The first sign of a quagga mussel at Lake Powell showed up in a water sample in the summer of 2007. A series of tests after the discovery led to negative results of the species in the reservoir.

Several boats have been stopped at the boat launching ramps at Lake Powell in recent years with live mussels attached. All boats launching at Powell must undergo an inspection and possibly a decontamination before entering the water at the recreation area or face a fine.

The National Park Service thanked an observant marine service business worker for noticing the first four mussels on a boat that had been pulled up for maintenance. A dive team will continue to inspect boats, docks and cables for mussels in the Wahweap area.

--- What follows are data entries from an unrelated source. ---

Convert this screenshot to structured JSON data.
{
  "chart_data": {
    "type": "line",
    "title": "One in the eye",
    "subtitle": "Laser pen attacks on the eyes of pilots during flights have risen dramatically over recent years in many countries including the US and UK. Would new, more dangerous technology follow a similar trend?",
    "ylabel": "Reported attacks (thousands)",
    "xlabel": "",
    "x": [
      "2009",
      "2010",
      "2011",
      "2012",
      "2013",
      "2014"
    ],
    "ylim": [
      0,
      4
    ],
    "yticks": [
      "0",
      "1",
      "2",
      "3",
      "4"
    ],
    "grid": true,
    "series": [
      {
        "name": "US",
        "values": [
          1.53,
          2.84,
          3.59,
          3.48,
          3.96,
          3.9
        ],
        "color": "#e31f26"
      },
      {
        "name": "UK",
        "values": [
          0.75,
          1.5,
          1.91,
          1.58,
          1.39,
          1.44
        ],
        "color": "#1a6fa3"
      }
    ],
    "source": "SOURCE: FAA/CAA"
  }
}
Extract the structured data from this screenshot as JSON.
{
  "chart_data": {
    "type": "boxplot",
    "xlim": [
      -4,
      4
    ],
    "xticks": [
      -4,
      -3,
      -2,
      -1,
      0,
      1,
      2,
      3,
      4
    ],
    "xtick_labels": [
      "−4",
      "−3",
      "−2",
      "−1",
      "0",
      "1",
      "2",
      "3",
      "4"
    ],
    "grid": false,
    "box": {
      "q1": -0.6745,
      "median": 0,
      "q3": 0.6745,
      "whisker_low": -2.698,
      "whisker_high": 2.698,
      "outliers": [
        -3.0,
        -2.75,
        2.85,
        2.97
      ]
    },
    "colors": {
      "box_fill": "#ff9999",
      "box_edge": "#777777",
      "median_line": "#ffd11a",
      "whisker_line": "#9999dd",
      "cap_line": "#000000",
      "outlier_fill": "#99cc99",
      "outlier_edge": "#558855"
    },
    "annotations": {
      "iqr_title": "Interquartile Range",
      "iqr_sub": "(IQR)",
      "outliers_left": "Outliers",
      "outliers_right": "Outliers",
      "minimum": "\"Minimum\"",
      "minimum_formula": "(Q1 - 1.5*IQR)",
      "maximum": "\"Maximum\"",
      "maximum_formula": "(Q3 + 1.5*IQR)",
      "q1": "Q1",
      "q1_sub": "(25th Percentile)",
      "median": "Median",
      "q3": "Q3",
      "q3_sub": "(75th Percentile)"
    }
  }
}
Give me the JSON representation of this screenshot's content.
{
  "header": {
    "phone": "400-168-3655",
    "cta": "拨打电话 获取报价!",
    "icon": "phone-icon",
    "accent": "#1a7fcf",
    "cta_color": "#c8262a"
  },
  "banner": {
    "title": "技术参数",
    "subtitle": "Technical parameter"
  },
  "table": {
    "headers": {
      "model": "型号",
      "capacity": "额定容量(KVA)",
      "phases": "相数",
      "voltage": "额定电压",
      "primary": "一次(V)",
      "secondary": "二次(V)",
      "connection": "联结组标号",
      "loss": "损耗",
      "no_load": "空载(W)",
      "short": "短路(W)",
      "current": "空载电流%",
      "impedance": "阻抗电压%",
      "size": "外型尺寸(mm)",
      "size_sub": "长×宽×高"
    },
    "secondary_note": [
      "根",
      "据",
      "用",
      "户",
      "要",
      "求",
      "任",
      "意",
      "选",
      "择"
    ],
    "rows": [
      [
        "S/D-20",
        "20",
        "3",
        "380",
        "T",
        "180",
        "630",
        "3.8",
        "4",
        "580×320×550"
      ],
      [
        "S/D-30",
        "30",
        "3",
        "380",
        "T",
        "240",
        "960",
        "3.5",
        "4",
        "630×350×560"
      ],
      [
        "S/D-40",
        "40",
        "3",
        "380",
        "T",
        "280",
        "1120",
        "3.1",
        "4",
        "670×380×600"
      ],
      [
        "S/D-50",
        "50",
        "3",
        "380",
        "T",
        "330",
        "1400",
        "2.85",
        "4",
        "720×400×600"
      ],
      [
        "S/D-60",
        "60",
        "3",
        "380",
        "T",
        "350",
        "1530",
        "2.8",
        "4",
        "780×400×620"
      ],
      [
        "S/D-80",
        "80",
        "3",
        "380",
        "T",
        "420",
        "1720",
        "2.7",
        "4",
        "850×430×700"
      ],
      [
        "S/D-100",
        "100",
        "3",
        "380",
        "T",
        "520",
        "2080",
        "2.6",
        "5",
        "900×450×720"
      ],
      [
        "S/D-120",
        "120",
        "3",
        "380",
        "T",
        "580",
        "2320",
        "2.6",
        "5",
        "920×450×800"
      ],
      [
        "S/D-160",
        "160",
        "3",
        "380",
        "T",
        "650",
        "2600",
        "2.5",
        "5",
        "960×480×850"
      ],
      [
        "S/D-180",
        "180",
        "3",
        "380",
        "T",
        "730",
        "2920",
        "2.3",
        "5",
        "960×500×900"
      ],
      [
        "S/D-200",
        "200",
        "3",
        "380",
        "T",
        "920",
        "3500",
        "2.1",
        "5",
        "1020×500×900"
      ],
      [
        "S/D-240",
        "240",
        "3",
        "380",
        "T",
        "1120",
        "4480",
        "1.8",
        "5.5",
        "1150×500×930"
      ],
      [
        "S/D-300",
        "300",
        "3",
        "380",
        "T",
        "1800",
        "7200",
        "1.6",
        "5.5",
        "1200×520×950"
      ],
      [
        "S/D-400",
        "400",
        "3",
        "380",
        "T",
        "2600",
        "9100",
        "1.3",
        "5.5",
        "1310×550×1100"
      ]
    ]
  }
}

The mussels have caused extensive damage across the country since landing in the Great Lakes decades ago. State officials estimate that an infestation in Utah could cost more than $15 million annually if the 6,000 miles of pipes and canals and numerous dams become coated with the creatures.

The mussels can also severely impact fisheries and aquatic life and tourism as a result of sharp shells lining the beaches of popular recreation areas.

Sand Hollow Reservoir in Washington County is the only other water in Utah listed as infested. That is due to the discovery of an adult quagga mussel found on a boat dock in May 2010. No evidence of other mussels has been found since. —

How to decontaminate your boat from possible mussel contamination

Decontamination is the only way to stop the spread of these horrible mussels. It does not harm your boat. It can actually prevent damage to your boat by removing mussels that would clog pumps and hoses. There are two ways to decontaminate your boat after pulling it out of the water:

Clean, drain dry • Clean mud, plants, animals or other debris from your boat and equipment. Drain the ballast tanks, bilge, livewells and motor. Dry it out (seven days summer, 18 days spring/fall and 30 days in the winter) or freeze (three days).

Professional decontamination • An alternative method (generally a free service) available at many Utah waters. Certified personnel will wash your trailer and boat inside and out — flushing your ballast tanks, bilge, livewells and motor with high-pressure, scalding (140° F) water. This method is effective and does not harm your boat.

Boaters in Utah are required to complete decontamination forms at reservoirs and can speed up the process by taking a Mussel-Aware Boater Program.